We've had that too, Tara, but my tween DCs have just about coped and have even started to take an interest in their surroundings (although they're very much looking forward to logging onto GWR WiFi the minute we board the train home).

60 A Tidy Ending by Joanna Cannon
Slow burn thriller with a few massive twists at the end, some of which I saw coming and one of which had me completely floored.

Linda Hammett is used to being one of life's overlooked bystanders: written off as slow-witted and clumsy, she spends her days working part-time in a charity shop, cleaning up after her oafish husband Terry, visiting her overbearing mother Eunice, and imagining how much better life would be if it were like that portrayed in the glossy catalogues addressed to the previous, more glamorous resident of her house. When young women in her town start being murdered, Linda is caught up in a chain of events that somehow intersects with a mysterious and traumatic episode from her past.

The story is told entirely through Linda's eyes and her quirky outlook is really well conveyed: you simultaneously see things as they appear to Linda but also as they appear to other, more "normal" people. Her artless observations are brilliant, too, and have given me some insight into what might be going on in my autistic DS's head sometimes - for example, "I wondered how people stared at these screens for any length of time, because it felt as though I'd overfed my mind with other people's lives and my head developed indigestion and didn't know what to do with it all of", or "'I'm fine,' I said. When someone asks if you're okay, this is the answer they're looking for, because I have learned along the way that most conversation people have is based on a script, and there are certain lines you're expected to say". Linda's interior monologue is so intense that it becomes stifling at times, but this contributes very effectively to the mysterious, paranoid atmosphere - especially when multiple rugs are pulled out from under your feet at the end and you realise how clever the narrative has been throughout.

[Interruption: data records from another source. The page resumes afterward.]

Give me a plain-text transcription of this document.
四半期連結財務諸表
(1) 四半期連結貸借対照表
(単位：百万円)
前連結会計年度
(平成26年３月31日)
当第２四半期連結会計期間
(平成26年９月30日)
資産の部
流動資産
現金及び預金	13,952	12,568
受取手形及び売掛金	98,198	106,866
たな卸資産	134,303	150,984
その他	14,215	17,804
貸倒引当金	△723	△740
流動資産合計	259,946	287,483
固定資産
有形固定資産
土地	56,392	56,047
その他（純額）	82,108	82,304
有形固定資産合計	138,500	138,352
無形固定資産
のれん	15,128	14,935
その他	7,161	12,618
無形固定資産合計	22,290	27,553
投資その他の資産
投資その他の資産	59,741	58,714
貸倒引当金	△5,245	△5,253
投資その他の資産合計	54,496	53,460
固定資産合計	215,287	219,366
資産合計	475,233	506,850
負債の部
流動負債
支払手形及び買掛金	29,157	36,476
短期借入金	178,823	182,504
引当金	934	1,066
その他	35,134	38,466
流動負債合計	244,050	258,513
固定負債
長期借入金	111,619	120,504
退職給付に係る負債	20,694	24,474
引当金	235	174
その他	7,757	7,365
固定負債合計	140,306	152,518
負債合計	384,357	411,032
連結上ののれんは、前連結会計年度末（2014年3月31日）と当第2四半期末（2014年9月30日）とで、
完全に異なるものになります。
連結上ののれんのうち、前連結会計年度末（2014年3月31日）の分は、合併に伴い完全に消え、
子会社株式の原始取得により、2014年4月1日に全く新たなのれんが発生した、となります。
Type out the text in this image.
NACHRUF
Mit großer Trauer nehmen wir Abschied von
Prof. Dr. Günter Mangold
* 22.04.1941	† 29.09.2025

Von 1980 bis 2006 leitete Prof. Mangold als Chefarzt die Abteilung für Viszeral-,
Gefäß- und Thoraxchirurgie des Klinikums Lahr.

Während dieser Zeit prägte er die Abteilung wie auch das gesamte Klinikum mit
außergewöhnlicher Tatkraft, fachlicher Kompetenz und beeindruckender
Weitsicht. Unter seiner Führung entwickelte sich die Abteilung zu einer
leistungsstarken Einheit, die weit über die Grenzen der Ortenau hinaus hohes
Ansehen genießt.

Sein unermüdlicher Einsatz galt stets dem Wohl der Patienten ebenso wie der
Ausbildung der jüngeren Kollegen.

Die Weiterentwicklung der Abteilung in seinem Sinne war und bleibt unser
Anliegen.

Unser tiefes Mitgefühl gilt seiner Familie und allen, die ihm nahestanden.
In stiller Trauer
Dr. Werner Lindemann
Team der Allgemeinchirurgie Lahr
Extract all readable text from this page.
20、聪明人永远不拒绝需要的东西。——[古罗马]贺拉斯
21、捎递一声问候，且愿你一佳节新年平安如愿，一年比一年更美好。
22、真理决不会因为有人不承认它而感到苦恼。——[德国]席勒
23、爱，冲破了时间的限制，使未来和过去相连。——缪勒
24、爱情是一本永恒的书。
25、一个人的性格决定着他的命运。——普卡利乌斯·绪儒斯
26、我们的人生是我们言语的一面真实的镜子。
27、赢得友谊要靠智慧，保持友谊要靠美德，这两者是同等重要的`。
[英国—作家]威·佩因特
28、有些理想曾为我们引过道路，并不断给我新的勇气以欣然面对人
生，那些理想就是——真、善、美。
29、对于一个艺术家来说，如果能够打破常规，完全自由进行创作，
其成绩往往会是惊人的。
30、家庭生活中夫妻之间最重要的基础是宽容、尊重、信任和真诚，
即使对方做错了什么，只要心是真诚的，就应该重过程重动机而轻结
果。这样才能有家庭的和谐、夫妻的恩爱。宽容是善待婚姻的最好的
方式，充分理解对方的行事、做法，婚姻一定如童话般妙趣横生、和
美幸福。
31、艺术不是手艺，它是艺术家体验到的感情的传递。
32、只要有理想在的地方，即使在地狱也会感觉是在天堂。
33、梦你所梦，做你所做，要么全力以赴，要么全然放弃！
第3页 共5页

It's not perfect: the twists at the end are ingenious but a couple of them are also silly and don't stand up to much scrutiny. Linda's mother and Terry are stereotypes of a kind that I thought went out thirty years ago - and in fact, I found it hard to believe that any of the characters belonged in contemporary Britain because they seemed to have come straight from a 1980s world of council estates and evenings out at the pub and chauvinistic working men and decorative wives in fluffy jumpers. I'm in mid-40s, like Linda, and I just don't believe in a couple my age called Linda and Terry, with a mother called Eunice (who embroiders doilies for the telephone table and has never been online). Timeslips aside, this is a fun and clever novel and DH and I were kept busy discussing the ending for at least 10 minutes afterwards!